SUMMARY
The three-dimensional organization of the genome regulates gene expression, impacting fundamental
biological processes in development, homeostasis and disease. Deep understanding of the relationship
between genome structure and function requires insight into 3D chromatin architecture at individual gene
loci, at high resolution and at genome-wide scale. Current approaches to visualize chromatin architecture
are limited by trade-offs between depth and breadth and cannot link 3D position with sequence information
with simultaneous profiling of transcription and epigenetic marks in single cells. Genomic methods such as
Hi-C typically analyze a population average of genomic contact information and imaging approaches such
as ChromEMT4 provide nucleosome level visualization with 1 nanometer resolution, but lack locus
identification and genome scale. Thus, there is a critical need for a broadly applicable method that
incorporates both sequence and nuclear position to reveal the spatial structure of the genome at nanometer
scale. Ideally such a method would have nucleosome resolution (~10 nm) at the single-cell level and
simultaneously provide functional readouts of epigenetic marks, transcription factors (TFs), and
transcriptional activity using multimodal labeling in the same cell. The goal of this proposal is to develop,
validate and benchmark such a method to provide genome-wide chromatin architecture analysis with
sequence information by combining iterative expansion microscopy (PanExM) with genome-wide barcoding.

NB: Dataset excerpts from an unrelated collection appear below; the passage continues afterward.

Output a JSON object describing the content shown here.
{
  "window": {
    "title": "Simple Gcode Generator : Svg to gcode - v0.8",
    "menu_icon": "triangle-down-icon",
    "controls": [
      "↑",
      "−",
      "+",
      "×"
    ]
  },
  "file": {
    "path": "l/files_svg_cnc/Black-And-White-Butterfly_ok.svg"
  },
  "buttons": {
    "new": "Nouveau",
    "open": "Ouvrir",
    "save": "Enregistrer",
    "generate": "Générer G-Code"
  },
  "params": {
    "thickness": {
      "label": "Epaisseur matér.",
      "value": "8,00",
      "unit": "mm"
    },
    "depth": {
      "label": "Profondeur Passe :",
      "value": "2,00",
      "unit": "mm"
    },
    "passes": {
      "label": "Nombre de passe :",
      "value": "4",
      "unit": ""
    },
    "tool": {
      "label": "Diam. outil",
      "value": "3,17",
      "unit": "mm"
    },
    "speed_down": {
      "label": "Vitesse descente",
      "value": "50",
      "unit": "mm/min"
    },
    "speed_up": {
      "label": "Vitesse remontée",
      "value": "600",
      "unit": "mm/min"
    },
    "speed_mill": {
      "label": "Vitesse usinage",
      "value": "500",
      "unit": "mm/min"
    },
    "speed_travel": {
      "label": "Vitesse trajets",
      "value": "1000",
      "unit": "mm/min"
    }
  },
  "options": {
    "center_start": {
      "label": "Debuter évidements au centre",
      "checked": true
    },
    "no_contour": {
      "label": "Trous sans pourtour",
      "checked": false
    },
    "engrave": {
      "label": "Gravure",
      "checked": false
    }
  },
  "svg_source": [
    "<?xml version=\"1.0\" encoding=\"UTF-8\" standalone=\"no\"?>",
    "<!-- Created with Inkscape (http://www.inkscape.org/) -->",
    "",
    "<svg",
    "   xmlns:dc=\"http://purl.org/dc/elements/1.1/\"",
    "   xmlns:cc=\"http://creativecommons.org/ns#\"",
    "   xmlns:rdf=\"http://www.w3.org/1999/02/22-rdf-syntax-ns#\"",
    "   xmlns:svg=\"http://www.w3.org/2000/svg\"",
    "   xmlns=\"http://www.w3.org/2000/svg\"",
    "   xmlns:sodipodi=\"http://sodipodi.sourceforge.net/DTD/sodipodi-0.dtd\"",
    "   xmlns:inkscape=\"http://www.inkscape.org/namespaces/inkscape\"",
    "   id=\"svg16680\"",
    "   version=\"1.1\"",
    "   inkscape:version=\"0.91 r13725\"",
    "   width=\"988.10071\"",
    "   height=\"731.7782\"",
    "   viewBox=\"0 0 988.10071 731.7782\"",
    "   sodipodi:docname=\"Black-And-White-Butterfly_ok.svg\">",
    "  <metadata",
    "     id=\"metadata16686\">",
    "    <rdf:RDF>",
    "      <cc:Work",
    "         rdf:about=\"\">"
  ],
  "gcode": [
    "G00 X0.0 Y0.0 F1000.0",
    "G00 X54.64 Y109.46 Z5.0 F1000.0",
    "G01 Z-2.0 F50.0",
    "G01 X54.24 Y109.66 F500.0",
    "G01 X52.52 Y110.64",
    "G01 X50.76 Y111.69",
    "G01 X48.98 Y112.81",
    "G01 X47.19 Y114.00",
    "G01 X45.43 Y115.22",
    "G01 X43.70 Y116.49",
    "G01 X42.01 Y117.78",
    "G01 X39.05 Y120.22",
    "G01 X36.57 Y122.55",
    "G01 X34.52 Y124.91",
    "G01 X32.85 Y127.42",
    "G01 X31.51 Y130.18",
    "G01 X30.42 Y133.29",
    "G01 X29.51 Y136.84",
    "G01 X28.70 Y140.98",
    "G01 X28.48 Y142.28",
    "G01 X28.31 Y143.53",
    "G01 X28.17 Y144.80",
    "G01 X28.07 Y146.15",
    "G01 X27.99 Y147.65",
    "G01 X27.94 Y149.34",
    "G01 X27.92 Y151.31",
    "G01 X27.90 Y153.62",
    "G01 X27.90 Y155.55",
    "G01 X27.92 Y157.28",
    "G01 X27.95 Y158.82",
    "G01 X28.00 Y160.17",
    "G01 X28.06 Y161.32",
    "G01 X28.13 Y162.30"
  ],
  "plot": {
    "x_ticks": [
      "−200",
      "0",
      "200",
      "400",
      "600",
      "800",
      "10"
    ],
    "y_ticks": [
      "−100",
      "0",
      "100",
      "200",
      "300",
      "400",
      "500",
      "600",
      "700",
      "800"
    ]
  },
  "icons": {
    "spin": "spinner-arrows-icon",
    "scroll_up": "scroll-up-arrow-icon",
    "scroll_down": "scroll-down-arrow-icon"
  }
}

This method will provide nucleosome resolution imaging of the genome with kilobase sequence resolution
while allowing multimodal protein labeling of the chromatin thanks to the protein retention during PanExM.
To achieve this: in Aim 1, we will adapt PanExM to visualize the chromatin (ChromExM), develop
multimodal labeling of DNA, RNA, TFs and epigenetic marks, develop benchmarking tools to test isotropic
expansion, structural perturbations and labeling efficiency and develop analytical and quantitative methods
to characterize how local chromatin structure regulates function. In Aim 2 we will adapt fluorescence in situ
hybridization (FISH)-based chromatin tracing to ChromExM using genome-wide barcodes as well as
specific probes to label sites of interest such as promoters and enhancers, we will develop approaches to
systematically examine enhancer-promoter interactions during transcription activation, and we will
benchmark ChromExM to established methods of super resolution microscopy, chromatin tracing and HiC.

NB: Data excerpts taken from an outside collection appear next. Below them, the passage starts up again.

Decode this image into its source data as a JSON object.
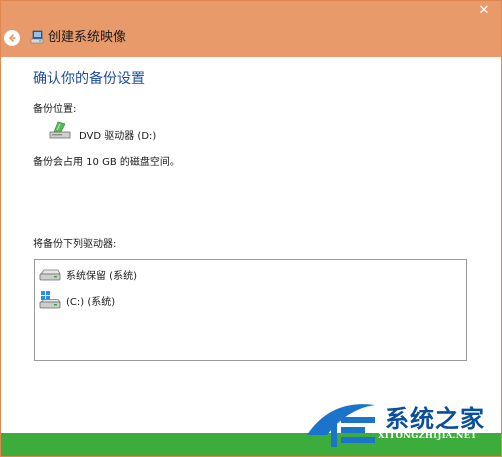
{
  "window": {
    "title": "创建系统映像",
    "close_glyph": "✕",
    "accent_color": "#e99a6b",
    "back_icon": "back-arrow-icon",
    "app_icon": "system-image-icon"
  },
  "main": {
    "heading": "确认你的备份设置",
    "location_label": "备份位置:",
    "location_value": "DVD 驱动器 (D:)",
    "location_icon": "dvd-drive-icon",
    "space_note": "备份会占用 10 GB 的磁盘空间。",
    "drives_label": "将备份下列驱动器:",
    "drives": [
      {
        "label": "系统保留 (系统)",
        "icon": "hard-drive-icon"
      },
      {
        "label": "(C:) (系统)",
        "icon": "windows-drive-icon"
      }
    ]
  },
  "watermark": {
    "text": "系统之家",
    "url": "XITONGZHIJIA.NET"
  }
}
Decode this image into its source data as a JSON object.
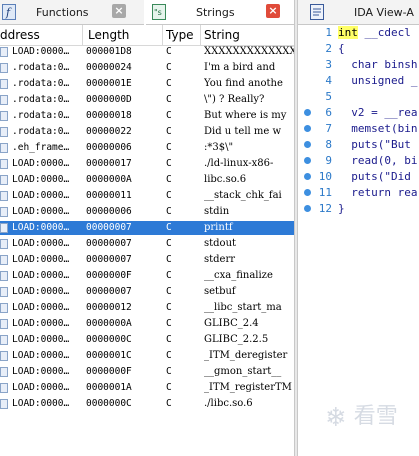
{
  "tabs": {
    "functions": {
      "label": "Functions",
      "icon": "function-icon",
      "close": "×"
    },
    "strings": {
      "label": "Strings",
      "icon": "strings-icon",
      "close": "×"
    },
    "ida_view": {
      "label": "IDA View-A",
      "icon": "document-icon"
    }
  },
  "columns": [
    "ddress",
    "Length",
    "Type",
    "String"
  ],
  "rows": [
    {
      "addr": "LOAD:0000…",
      "len": "000001D8",
      "type": "C",
      "str": "XXXXXXXXXXXXXXXX"
    },
    {
      "addr": ".rodata:0…",
      "len": "00000024",
      "type": "C",
      "str": "I'm a bird and"
    },
    {
      "addr": ".rodata:0…",
      "len": "0000001E",
      "type": "C",
      "str": "You find anothe"
    },
    {
      "addr": ".rodata:0…",
      "len": "0000000D",
      "type": "C",
      "str": "\\\") ? Really?"
    },
    {
      "addr": ".rodata:0…",
      "len": "00000018",
      "type": "C",
      "str": "But where is my"
    },
    {
      "addr": ".rodata:0…",
      "len": "00000022",
      "type": "C",
      "str": "Did u tell me w"
    },
    {
      "addr": ".eh_frame…",
      "len": "00000006",
      "type": "C",
      "str": ":*3$\\\""
    },
    {
      "addr": "LOAD:0000…",
      "len": "00000017",
      "type": "C",
      "str": "./ld-linux-x86-"
    },
    {
      "addr": "LOAD:0000…",
      "len": "0000000A",
      "type": "C",
      "str": "libc.so.6"
    },
    {
      "addr": "LOAD:0000…",
      "len": "00000011",
      "type": "C",
      "str": "__stack_chk_fai"
    },
    {
      "addr": "LOAD:0000…",
      "len": "00000006",
      "type": "C",
      "str": "stdin"
    },
    {
      "addr": "LOAD:0000…",
      "len": "00000007",
      "type": "C",
      "str": "printf",
      "selected": true
    },
    {
      "addr": "LOAD:0000…",
      "len": "00000007",
      "type": "C",
      "str": "stdout"
    },
    {
      "addr": "LOAD:0000…",
      "len": "00000007",
      "type": "C",
      "str": "stderr"
    },
    {
      "addr": "LOAD:0000…",
      "len": "0000000F",
      "type": "C",
      "str": "__cxa_finalize"
    },
    {
      "addr": "LOAD:0000…",
      "len": "00000007",
      "type": "C",
      "str": "setbuf"
    },
    {
      "addr": "LOAD:0000…",
      "len": "00000012",
      "type": "C",
      "str": "__libc_start_ma"
    },
    {
      "addr": "LOAD:0000…",
      "len": "0000000A",
      "type": "C",
      "str": "GLIBC_2.4"
    },
    {
      "addr": "LOAD:0000…",
      "len": "0000000C",
      "type": "C",
      "str": "GLIBC_2.2.5"
    },
    {
      "addr": "LOAD:0000…",
      "len": "0000001C",
      "type": "C",
      "str": "_ITM_deregister"
    },
    {
      "addr": "LOAD:0000…",
      "len": "0000000F",
      "type": "C",
      "str": "__gmon_start__"
    },
    {
      "addr": "LOAD:0000…",
      "len": "0000001A",
      "type": "C",
      "str": "_ITM_registerTM"
    },
    {
      "addr": "LOAD:0000…",
      "len": "0000000C",
      "type": "C",
      "str": "./libc.so.6"
    }
  ],
  "code_lines": [
    {
      "n": "1",
      "text": " __cdecl",
      "kw": "int",
      "bp": false
    },
    {
      "n": "2",
      "text": "{",
      "bp": false
    },
    {
      "n": "3",
      "text": "  char binsh",
      "bp": false
    },
    {
      "n": "4",
      "text": "  unsigned _",
      "bp": false
    },
    {
      "n": "5",
      "text": "",
      "bp": false
    },
    {
      "n": "6",
      "text": "  v2 = __rea",
      "bp": true
    },
    {
      "n": "7",
      "text": "  memset(bin",
      "bp": true
    },
    {
      "n": "8",
      "text": "  puts(\"But",
      "bp": true
    },
    {
      "n": "9",
      "text": "  read(0, bi",
      "bp": true
    },
    {
      "n": "10",
      "text": "  puts(\"Did",
      "bp": true
    },
    {
      "n": "11",
      "text": "  return rea",
      "bp": true
    },
    {
      "n": "12",
      "text": "}",
      "bp": true
    }
  ],
  "watermark": {
    "icon": "snowflake-icon",
    "text": "看雪"
  },
  "colors": {
    "selection": "#2d7ad6",
    "breakpoint": "#3d8fe0",
    "close_red": "#e04b3a",
    "close_gray": "#a8a8a8"
  }
}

The methods developed here will provide unprecedented resolution of the chromatin structure at the
single cell level and genome-wide, and will be broadly applicable by the research community. ChromExM
will provide much-needed tools to allow a large community of researchers to address the structural basis of
how epigenetic modifications, DNA-sequence, and chromatin proteins regulate gene expression.